「SOAの導入=IT部門の整理縮小」は真実か?

soa 2007-09-06 20:23:57

 スキル不足がSOAの導入を妨げている一方で、SOAによって仕事が奪われるかもしれないという恐怖が存在している現状は、ビジネス界における21世紀最大のパラドックスの1つだ。

 「SearchWebServices」ウェブサイトのRich Seeley氏によれば、最近のOMG SOA Consortiumのポッドキャストで、SOAが開発者職に脅威を与える可能性があるというトピックが話し合われたという。例えばIBMのFill Bowen氏は、「一部の企業では、SOAの採用はすなわち部門の整理縮小を意味するようになっている」と語った。

 複数の部門が関与している複数の開発チームを持つ大企業は、開発プロジェクトを統合し、共有可能なサービスを1つにまとめる方法として、SOAをとらえている。確かにSOAのそうした特長は、これまでもベンダーやコンサルタントが繰り返し喧伝してきた。その結果、手の空いた開発者は「より価値の高い」ビジネス業務に集中できるという常套句のおまけ付きで。

 SOAの知識がそれほどない企業なら、SOAを採用すればとにもかくにもコスト削減がかなうと思いこみかねない(実際にはそんな企業は少ない…はずだ)。

 ZapThinkのRon Schmelzer氏は、開発者がSOAに恐怖を感じるのは十分な理由があってのことだと指摘している。

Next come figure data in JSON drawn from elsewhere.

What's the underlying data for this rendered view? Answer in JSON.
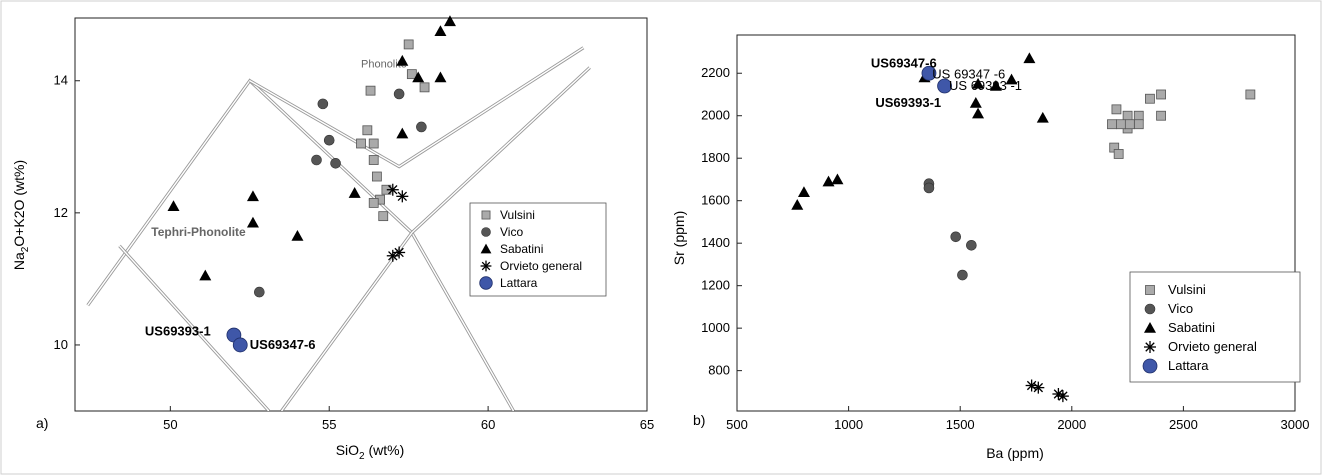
{
  "figure_frame": true,
  "chart_data": [
    {
      "id": "a",
      "type": "scatter",
      "panel_label": "a)",
      "xlabel_main": "SiO",
      "xlabel_sub": "2",
      "xlabel_tail": " (wt%)",
      "ylabel_parts": [
        "Na",
        "2",
        "O+K2O (wt%)"
      ],
      "xlim": [
        47,
        65
      ],
      "ylim": [
        9.0,
        14.95
      ],
      "xticks": [
        50,
        55,
        60,
        65
      ],
      "yticks": [
        10,
        12,
        14
      ],
      "field_labels": [
        {
          "text": "Phonolite",
          "x": 56.0,
          "y": 14.2,
          "bold": false
        },
        {
          "text": "Tephri-Phonolite",
          "x": 49.4,
          "y": 11.65,
          "bold": true
        }
      ],
      "tas_boundaries": [
        [
          [
            47.4,
            10.6
          ],
          [
            52.5,
            14.0
          ],
          [
            57.6,
            11.7
          ],
          [
            60.8,
            9.0
          ]
        ],
        [
          [
            48.4,
            11.5
          ],
          [
            53.1,
            9.0
          ]
        ],
        [
          [
            52.5,
            14.0
          ],
          [
            57.2,
            12.7
          ],
          [
            63.0,
            14.5
          ]
        ],
        [
          [
            53.5,
            9.0
          ],
          [
            57.6,
            11.7
          ],
          [
            63.2,
            14.2
          ]
        ]
      ],
      "series": [
        {
          "name": "Vulsini",
          "marker": "square",
          "color": "#aaaaaa",
          "points": [
            [
              57.5,
              14.55
            ],
            [
              56.3,
              13.85
            ],
            [
              57.6,
              14.1
            ],
            [
              58.0,
              13.9
            ],
            [
              56.2,
              13.25
            ],
            [
              56.4,
              13.05
            ],
            [
              56.0,
              13.05
            ],
            [
              56.4,
              12.8
            ],
            [
              56.5,
              12.55
            ],
            [
              56.8,
              12.35
            ],
            [
              56.6,
              12.2
            ],
            [
              56.4,
              12.15
            ],
            [
              56.7,
              11.95
            ]
          ]
        },
        {
          "name": "Vico",
          "marker": "circle",
          "color": "#555555",
          "points": [
            [
              54.8,
              13.65
            ],
            [
              57.2,
              13.8
            ],
            [
              55.0,
              13.1
            ],
            [
              57.9,
              13.3
            ],
            [
              55.2,
              12.75
            ],
            [
              54.6,
              12.8
            ],
            [
              52.8,
              10.8
            ]
          ]
        },
        {
          "name": "Sabatini",
          "marker": "triangle",
          "color": "#000000",
          "points": [
            [
              58.8,
              14.9
            ],
            [
              58.5,
              14.75
            ],
            [
              57.3,
              14.3
            ],
            [
              57.8,
              14.05
            ],
            [
              58.5,
              14.05
            ],
            [
              57.3,
              13.2
            ],
            [
              50.1,
              12.1
            ],
            [
              52.6,
              12.25
            ],
            [
              52.6,
              11.85
            ],
            [
              55.8,
              12.3
            ],
            [
              54.0,
              11.65
            ],
            [
              51.1,
              11.05
            ]
          ]
        },
        {
          "name": "Orvieto general",
          "marker": "asterisk",
          "color": "#000000",
          "points": [
            [
              57.0,
              12.35
            ],
            [
              57.3,
              12.25
            ],
            [
              57.0,
              11.35
            ],
            [
              57.2,
              11.4
            ]
          ]
        },
        {
          "name": "Lattara",
          "marker": "bigcircle",
          "color": "#3f57a8",
          "points": [
            [
              52.0,
              10.15
            ],
            [
              52.2,
              10.0
            ]
          ]
        }
      ],
      "point_labels": [
        {
          "text": "US69393-1",
          "x": 49.2,
          "y": 10.2,
          "anchor": "start"
        },
        {
          "text": "US69347-6",
          "x": 52.5,
          "y": 10.0,
          "anchor": "start"
        }
      ],
      "legend_position": "right",
      "legend": [
        "Vulsini",
        "Vico",
        "Sabatini",
        "Orvieto general",
        "Lattara"
      ]
    },
    {
      "id": "b",
      "type": "scatter",
      "panel_label": "b)",
      "xlabel": "Ba (ppm)",
      "ylabel": "Sr (ppm)",
      "xlim": [
        500,
        3000
      ],
      "ylim": [
        610,
        2380
      ],
      "xticks": [
        500,
        1000,
        1500,
        2000,
        2500,
        3000
      ],
      "yticks": [
        800,
        1000,
        1200,
        1400,
        1600,
        1800,
        2000,
        2200
      ],
      "series": [
        {
          "name": "Vulsini",
          "marker": "square",
          "color": "#aaaaaa",
          "points": [
            [
              2800,
              2100
            ],
            [
              2400,
              2100
            ],
            [
              2350,
              2080
            ],
            [
              2400,
              2000
            ],
            [
              2300,
              2000
            ],
            [
              2250,
              2000
            ],
            [
              2200,
              2030
            ],
            [
              2300,
              1960
            ],
            [
              2250,
              1940
            ],
            [
              2180,
              1960
            ],
            [
              2220,
              1960
            ],
            [
              2260,
              1960
            ],
            [
              2190,
              1850
            ],
            [
              2210,
              1820
            ]
          ]
        },
        {
          "name": "Vico",
          "marker": "circle",
          "color": "#555555",
          "points": [
            [
              1360,
              1680
            ],
            [
              1360,
              1660
            ],
            [
              1480,
              1430
            ],
            [
              1550,
              1390
            ],
            [
              1510,
              1250
            ]
          ]
        },
        {
          "name": "Sabatini",
          "marker": "triangle",
          "color": "#000000",
          "points": [
            [
              1340,
              2180
            ],
            [
              1580,
              2150
            ],
            [
              1570,
              2060
            ],
            [
              1580,
              2010
            ],
            [
              1730,
              2170
            ],
            [
              1660,
              2140
            ],
            [
              1810,
              2270
            ],
            [
              1870,
              1990
            ],
            [
              770,
              1580
            ],
            [
              800,
              1640
            ],
            [
              910,
              1690
            ],
            [
              950,
              1700
            ]
          ]
        },
        {
          "name": "Orvieto general",
          "marker": "asterisk",
          "color": "#000000",
          "points": [
            [
              1820,
              730
            ],
            [
              1850,
              720
            ],
            [
              1940,
              690
            ],
            [
              1960,
              680
            ]
          ]
        },
        {
          "name": "Lattara",
          "marker": "bigcircle",
          "color": "#3f57a8",
          "points": [
            [
              1360,
              2200
            ],
            [
              1430,
              2140
            ]
          ]
        }
      ],
      "point_labels": [
        {
          "text": "US69347-6",
          "x": 1100,
          "y": 2245,
          "anchor": "start",
          "bold": true
        },
        {
          "text": "US 69347 -6",
          "x": 1375,
          "y": 2195,
          "anchor": "start",
          "bold": false
        },
        {
          "text": "US 69393 -1",
          "x": 1450,
          "y": 2140,
          "anchor": "start",
          "bold": false
        },
        {
          "text": "US69393-1",
          "x": 1120,
          "y": 2060,
          "anchor": "start",
          "bold": true
        }
      ],
      "legend_position": "bottom-right",
      "legend": [
        "Vulsini",
        "Vico",
        "Sabatini",
        "Orvieto general",
        "Lattara"
      ]
    }
  ]
}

「SOAというムーブメントは、技術的なものではなく、構造的なものだ。したがって、新しい何かを開発もしくは構築するスキルしか持たない技術者は、常に変化し続ける異種混合環境の中、高い再利用性と祖結合性が求められる体制の下では、非常に不利な立場に立つことになる」(Schmelzer氏)

 IT部門がSOA導入に反対する根本的な理由は、こうしたところにあるのではないか。IBMのBowen氏は、各チームが互いに協力し合ってSOAに取り組むことで、不安を解消できると話している。「ガバナンスを確立しようとするときは、早い時期にたっぷりと話し合いをして、次のような前提を互いに確かめ合っておくのがよいだろう。『仕事がなくなることはない。変化はあるかもしれないが、失われることはない。それはSOAの目的ではないからだ。SOAは、IT部門を縮小するためではなく、IT部門の生産性を向上させるために導入するのだ』」(Bowen氏)

 Schmelzer氏はもっと能動的なアプローチを推奨しており、開発者もみずからのアーキテクチャ関連スキルを向上させるべきだと主張している。「アーキテクチャの専門家や技術者は、驚くほど足りていない。開発スキルが徐々に求められなくなっていくなら、アーキテクチャ関連スキルに対する需要は反対にじわじわと高まっていくだろう」(Schmelzer氏)

 SOAを導入する目的はソフトウェア開発の自動化および産業化であるため、開発という仕事の多くはスタイルを変えて行かざるをえない。だが、歴史上の自動化および産業化の例を見てもわかるとおり、それは新たなチャンスを生み出すものでもあるのである。